“Justices will get no satisfaction with a new ‘one person, one vote’ rule”

I have written this oped on Evenwel for the LA Times oped page.  It begins:

At the Supreme Court on Tuesday, the justices struggled over the meaning of the 1960s-era “one person, one vote” rule. Should Texas legislative districts contain an equal number of people — as they do now — or an equal number of eligible voters, as the plaintiffs in Evenwel vs. Abbott demand? Ultimately, the justices may have no choice but to heed some other words written in the 1960s: You can’t always get what you want.

Another snippet:

At the oral argument Tuesday, Justice Anthony Kennedy tried to split the difference. He pondered whether Texas — and other states — could draw districts with an equal number of people and an equal number of voters. “Why can’t you have both?” he asked Texas Solicitor General Scott Keller.

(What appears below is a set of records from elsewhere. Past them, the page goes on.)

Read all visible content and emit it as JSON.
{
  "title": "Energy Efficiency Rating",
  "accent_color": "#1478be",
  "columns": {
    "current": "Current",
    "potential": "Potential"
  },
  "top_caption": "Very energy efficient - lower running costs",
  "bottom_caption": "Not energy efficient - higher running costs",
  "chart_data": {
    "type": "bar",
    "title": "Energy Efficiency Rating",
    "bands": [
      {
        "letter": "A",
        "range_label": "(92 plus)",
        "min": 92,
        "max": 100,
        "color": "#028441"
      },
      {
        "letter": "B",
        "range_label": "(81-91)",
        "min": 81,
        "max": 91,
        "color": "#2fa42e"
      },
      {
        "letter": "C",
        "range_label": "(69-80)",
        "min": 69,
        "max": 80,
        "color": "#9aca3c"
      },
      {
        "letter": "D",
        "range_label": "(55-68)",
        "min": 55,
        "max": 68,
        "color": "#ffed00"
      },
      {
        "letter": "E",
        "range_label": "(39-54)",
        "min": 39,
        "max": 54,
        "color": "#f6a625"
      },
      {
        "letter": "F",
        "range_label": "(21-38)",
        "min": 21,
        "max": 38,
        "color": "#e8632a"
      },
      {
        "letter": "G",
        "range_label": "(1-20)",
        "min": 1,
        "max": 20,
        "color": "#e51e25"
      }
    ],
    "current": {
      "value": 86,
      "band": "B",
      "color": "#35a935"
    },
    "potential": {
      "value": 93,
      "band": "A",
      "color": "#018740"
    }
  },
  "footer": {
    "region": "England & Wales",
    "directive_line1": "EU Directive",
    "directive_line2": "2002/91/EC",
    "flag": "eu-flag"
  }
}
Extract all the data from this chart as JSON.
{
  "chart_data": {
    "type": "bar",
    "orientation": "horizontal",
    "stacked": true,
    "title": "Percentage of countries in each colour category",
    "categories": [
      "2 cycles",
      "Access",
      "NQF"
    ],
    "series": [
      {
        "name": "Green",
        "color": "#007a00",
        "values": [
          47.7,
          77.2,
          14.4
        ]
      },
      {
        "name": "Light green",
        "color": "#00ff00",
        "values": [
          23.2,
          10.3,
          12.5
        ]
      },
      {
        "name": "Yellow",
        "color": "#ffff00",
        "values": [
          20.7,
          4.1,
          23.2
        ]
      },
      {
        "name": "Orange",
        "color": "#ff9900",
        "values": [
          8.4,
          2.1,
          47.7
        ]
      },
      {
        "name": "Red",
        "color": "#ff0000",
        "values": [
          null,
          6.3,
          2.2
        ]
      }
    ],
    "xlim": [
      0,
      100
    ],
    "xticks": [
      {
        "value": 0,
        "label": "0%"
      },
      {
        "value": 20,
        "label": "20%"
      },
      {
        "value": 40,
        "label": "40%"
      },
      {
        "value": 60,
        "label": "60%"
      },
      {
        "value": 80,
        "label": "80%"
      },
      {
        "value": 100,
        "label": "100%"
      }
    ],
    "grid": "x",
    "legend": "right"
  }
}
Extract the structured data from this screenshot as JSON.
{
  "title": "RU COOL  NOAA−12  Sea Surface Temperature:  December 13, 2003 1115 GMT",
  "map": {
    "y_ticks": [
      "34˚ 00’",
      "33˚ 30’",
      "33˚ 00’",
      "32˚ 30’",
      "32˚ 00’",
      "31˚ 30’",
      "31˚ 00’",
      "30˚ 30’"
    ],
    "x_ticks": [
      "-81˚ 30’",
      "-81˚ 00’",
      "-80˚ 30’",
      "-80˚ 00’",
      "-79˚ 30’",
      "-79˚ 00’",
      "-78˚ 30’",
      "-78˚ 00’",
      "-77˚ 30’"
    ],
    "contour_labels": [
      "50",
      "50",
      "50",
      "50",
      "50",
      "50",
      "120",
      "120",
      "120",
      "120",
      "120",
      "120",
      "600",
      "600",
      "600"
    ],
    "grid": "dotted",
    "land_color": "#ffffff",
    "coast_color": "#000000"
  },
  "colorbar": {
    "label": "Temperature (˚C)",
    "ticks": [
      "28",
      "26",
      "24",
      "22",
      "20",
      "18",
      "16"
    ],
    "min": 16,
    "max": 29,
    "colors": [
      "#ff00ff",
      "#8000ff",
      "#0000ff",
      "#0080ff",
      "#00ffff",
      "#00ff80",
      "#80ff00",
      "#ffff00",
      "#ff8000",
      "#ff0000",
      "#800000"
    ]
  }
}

And this is where the Rolling Stones principle comes in: A total population standard isn’t what everyone wants, but it’s what we need to avoid chaos.

A legislative map equalizing both total voters and total population would violate all sound redistricting principles, breaking up cities, separating communities of interests and producing grotesque shapes. Indeed, after Keller made these points, Kennedy seemed to concede the point: “That sounds highly probable to me.”

An attempt to equalize both population and voters would have especially bad consequences for minority representation. In a forthcoming paper Vanderbilt law and mathematics professor Paul Edelman shows that it is mathematically possible to draw districts that equalize both voters and population — but only at a big cost. He concludes that “dual districting may well be antithetical to achieving majority-minority districts,” a cornerstone of the Voting Rights Act.

It’s also impossible at this point to reliably draw districts with an equal number of voters. As Nathaniel Persily of Stanford Law School has argued, we simply don’t have the data to do it.